Published online Apr 26, 2021. doi: 10.12998/wjcc.v9.i12.2751
Peer-review started: December 24, 2020
First decision: January 17, 2021
Revised: January 29, 2021
Accepted: February 24, 2021
Article in press: February 24, 2021
Published online: April 26, 2021
Processing time: 111 Days and 18.8 Hours
In transradial intervention procedures, poor back-up support and noncoaxial alignment of the guide catheter (GC) may result in failure of the balloon or stent to reach the targeted lesion. Methods to provide extra back-up support using the original GC and wire can improve procedural success with reduced complications. A rapid exchange guide extension catheter provides convenient and efficient back-up support while preserving the initial GC and inserted wire.
To evaluate the efficacy and safety of rapid exchange extension catheter in the treatment of type B2/C nonocclusive coronary lesions via the radial access.
A total of 135 patients with type B2/C nonocclusive lesions who were treated via the transradial approach were enrolled in the study. The clinical characteristics, indications for use of the rapid exchange extension catheter, and procedural details and results were reviewed and analyzed. All procedure-related complications and major adverse cardiovascular events were recorded during the in-hospital stay and follow-up period.
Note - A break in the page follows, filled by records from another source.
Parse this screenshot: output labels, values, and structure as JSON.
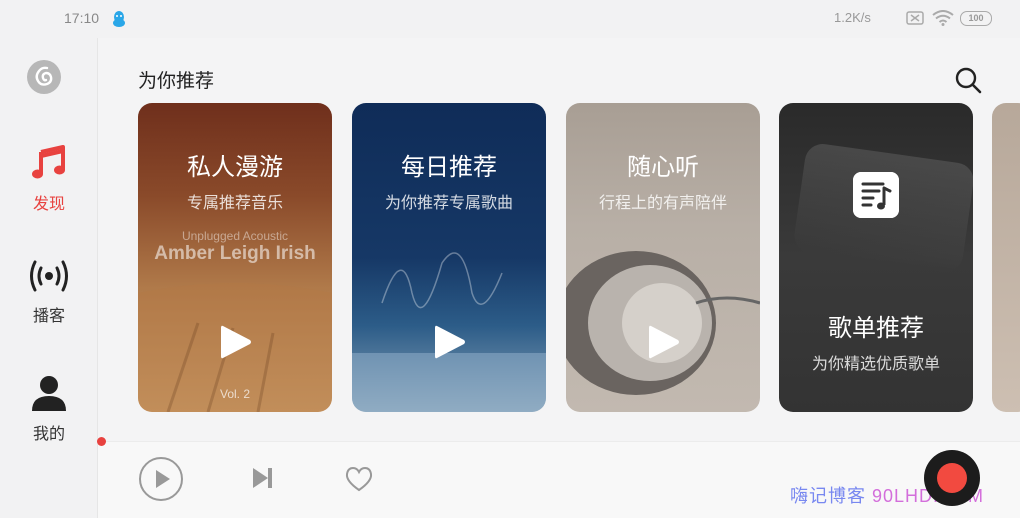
{
  "status_bar": {
    "time": "17:10",
    "net_speed": "1.2K/s",
    "battery": "100",
    "icons": [
      "qq-icon",
      "no-sim-icon",
      "wifi-icon",
      "battery-icon"
    ]
  },
  "sidebar": {
    "items": [
      {
        "label": "发现",
        "icon": "music-note-icon",
        "active": true
      },
      {
        "label": "播客",
        "icon": "broadcast-icon",
        "active": false
      },
      {
        "label": "我的",
        "icon": "user-icon",
        "active": false
      }
    ]
  },
  "header": {
    "title": "为你推荐"
  },
  "cards": [
    {
      "title": "私人漫游",
      "subtitle": "专属推荐音乐",
      "art_small": "Unplugged Acoustic",
      "art_big": "Amber Leigh Irish",
      "art_vol": "Vol. 2"
    },
    {
      "title": "每日推荐",
      "subtitle": "为你推荐专属歌曲"
    },
    {
      "title": "随心听",
      "subtitle": "行程上的有声陪伴"
    },
    {
      "title": "歌单推荐",
      "subtitle": "为你精选优质歌单"
    }
  ],
  "watermark": {
    "part1": "嗨记博客",
    "part2": "90LHD.COM"
  },
  "colors": {
    "accent": "#e8423f",
    "sidebar_bg": "#f2f2f3",
    "text": "#222222"
  }
}
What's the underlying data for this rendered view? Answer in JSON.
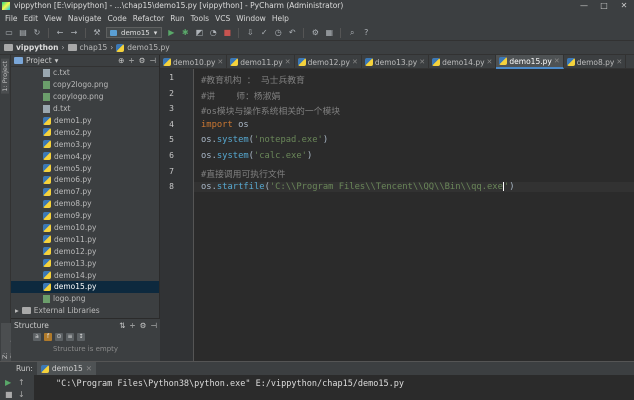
{
  "window": {
    "title": "vippython [E:\\vippython] - ...\\chap15\\demo15.py [vippython] - PyCharm (Administrator)",
    "controls": [
      "—",
      "□",
      "✕"
    ]
  },
  "menu": [
    "File",
    "Edit",
    "View",
    "Navigate",
    "Code",
    "Refactor",
    "Run",
    "Tools",
    "VCS",
    "Window",
    "Help"
  ],
  "toolbar": {
    "run_config": "demo15"
  },
  "breadcrumb": [
    "vippython",
    "chap15",
    "demo15.py"
  ],
  "side_strip": {
    "project_label": "1: Project",
    "structure_label": "Z: Structure"
  },
  "project_panel": {
    "title": "Project",
    "files": [
      {
        "name": "c.txt",
        "type": "txt"
      },
      {
        "name": "copy2logo.png",
        "type": "png"
      },
      {
        "name": "copylogo.png",
        "type": "png"
      },
      {
        "name": "d.txt",
        "type": "txt"
      },
      {
        "name": "demo1.py",
        "type": "py"
      },
      {
        "name": "demo2.py",
        "type": "py"
      },
      {
        "name": "demo3.py",
        "type": "py"
      },
      {
        "name": "demo4.py",
        "type": "py"
      },
      {
        "name": "demo5.py",
        "type": "py"
      },
      {
        "name": "demo6.py",
        "type": "py"
      },
      {
        "name": "demo7.py",
        "type": "py"
      },
      {
        "name": "demo8.py",
        "type": "py"
      },
      {
        "name": "demo9.py",
        "type": "py"
      },
      {
        "name": "demo10.py",
        "type": "py"
      },
      {
        "name": "demo11.py",
        "type": "py"
      },
      {
        "name": "demo12.py",
        "type": "py"
      },
      {
        "name": "demo13.py",
        "type": "py"
      },
      {
        "name": "demo14.py",
        "type": "py"
      },
      {
        "name": "demo15.py",
        "type": "py",
        "selected": true
      },
      {
        "name": "logo.png",
        "type": "png"
      }
    ],
    "external": "External Libraries"
  },
  "structure_panel": {
    "title": "Structure",
    "empty_text": "Structure is empty"
  },
  "tabs": [
    {
      "label": "demo10.py",
      "active": false
    },
    {
      "label": "demo11.py",
      "active": false
    },
    {
      "label": "demo12.py",
      "active": false
    },
    {
      "label": "demo13.py",
      "active": false
    },
    {
      "label": "demo14.py",
      "active": false
    },
    {
      "label": "demo15.py",
      "active": true
    },
    {
      "label": "demo8.py",
      "active": false
    }
  ],
  "code": [
    {
      "n": "1",
      "text": "#教育机构 ： 马士兵教育"
    },
    {
      "n": "2",
      "text": "#讲    师：杨淑娟"
    },
    {
      "n": "3",
      "text": "#os模块与操作系统相关的一个模块"
    },
    {
      "n": "4",
      "text": "import os"
    },
    {
      "n": "5",
      "text": "os.system('notepad.exe')"
    },
    {
      "n": "6",
      "text": "os.system('calc.exe')"
    },
    {
      "n": "7",
      "text": "#直接调用可执行文件"
    },
    {
      "n": "8",
      "text": "os.startfile('C:\\\\Program Files\\\\Tencent\\\\QQ\\\\Bin\\\\qq.exe')"
    }
  ],
  "run_panel": {
    "label": "Run:",
    "tab": "demo15",
    "console": "\"C:\\Program Files\\Python38\\python.exe\" E:/vippython/chap15/demo15.py"
  }
}
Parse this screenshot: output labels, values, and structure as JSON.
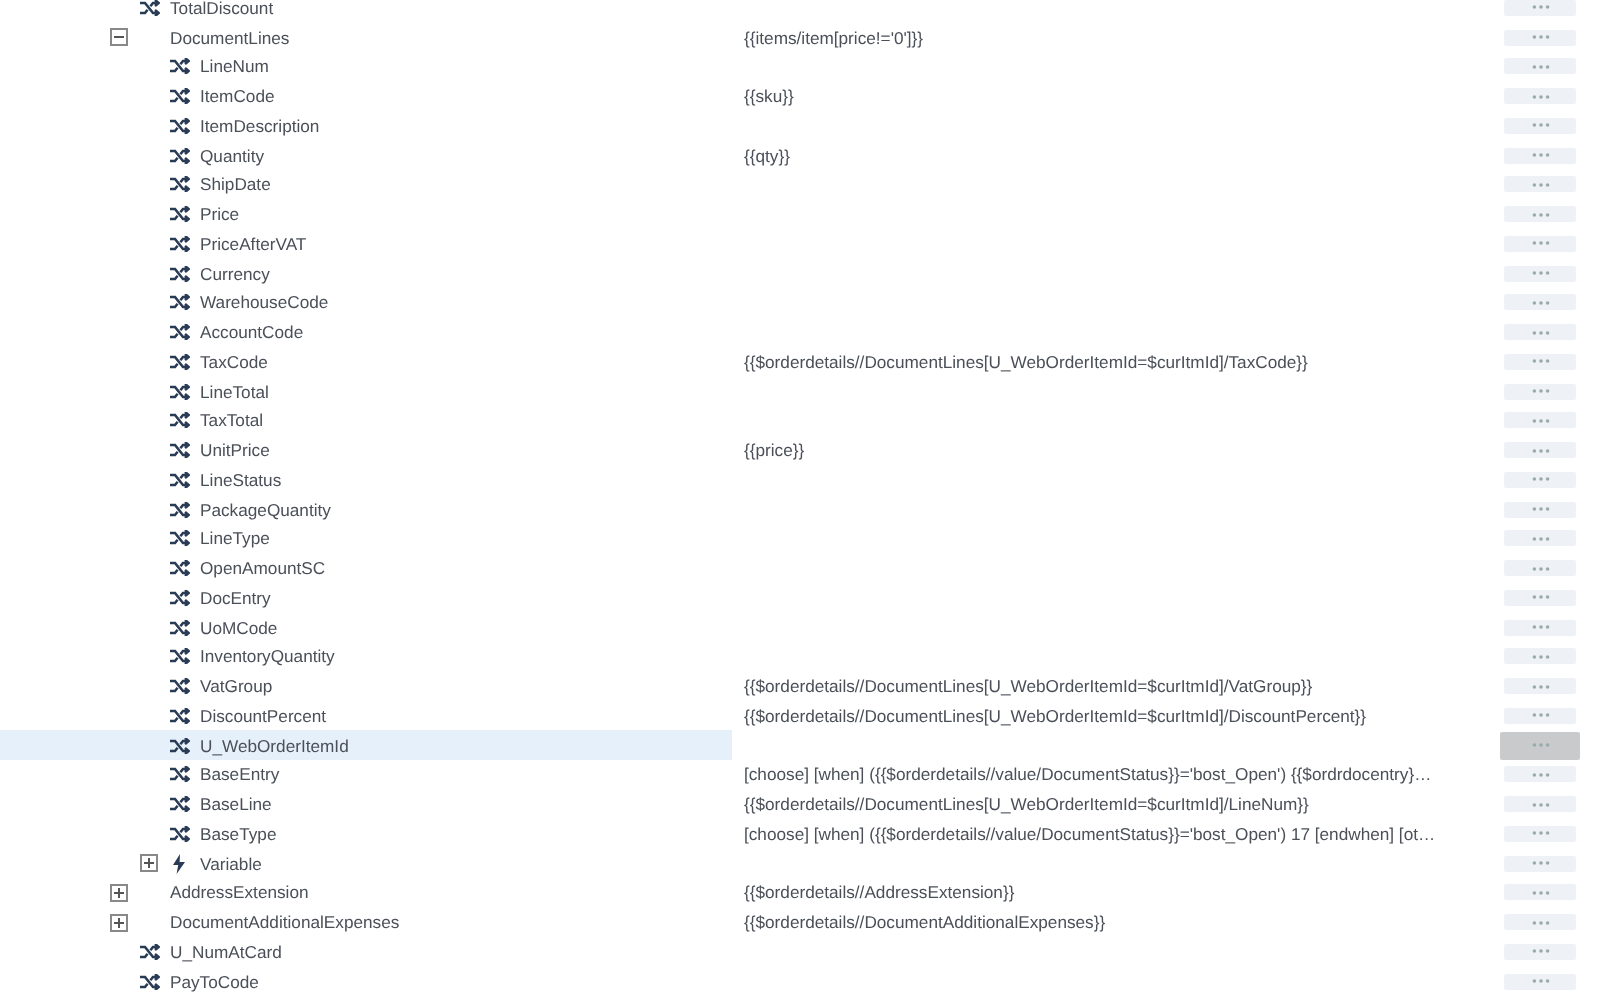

The most common indication for the use of a rapid exchange extension catheter was vascular tortuosity (37.8%), followed by heavy calcification (28.9%), long lesions (20.0%), proximal stent (6.7%), in-stent restenosis (5.2%), and coronary origin anomalies (1.5%). The following technologies failed in passing targeted lesions before delivering the rapid exchange catheter: Multiple predilatation technique (57%), buddy wire technique (33.4%), balloon anchoring technique (5.9%), and cutting balloon modification (3.7%). The mean depth of the extension catheter intubation was 20.56 ± 13.05 mm, and the mean rapid exchange catheter service time was 18.9 ± 9.7 min. The mean length and diameter of stents were 33.5 ± 14.4 mm and 2.75 ± 0.45 mm, respectively. The total rate of technique success (balloon or stent successful crossing of the target lesion with this technique) was 94.8%.
The rapid exchange extension catheter technique showed acceptable safety and efficacy in the transradial coronary interventions of type B2/C nonocclusive coronary lesions. We recommend this technique to assist in complex lesion intervention via radial access.
Core Tip: Transradial intervention (TRI) has been widely used due to its advantages compared with the transfemoral approach. In TRI, poor back-up support may result in failure of the balloon or stent to reach the targeted lesion. A rapid exchange guide extension catheter provides convenient and efficient back-up support in the TRI procedures. The findings of our study revealed the efficacy and safety of the rapid exchange extension catheter for the balloon and stent delivery in the treatment of type B2/C nonocclusive coronary lesions. The rapid exchange extension catheter technique is a useful approach for complex coronary lesions via the radial access.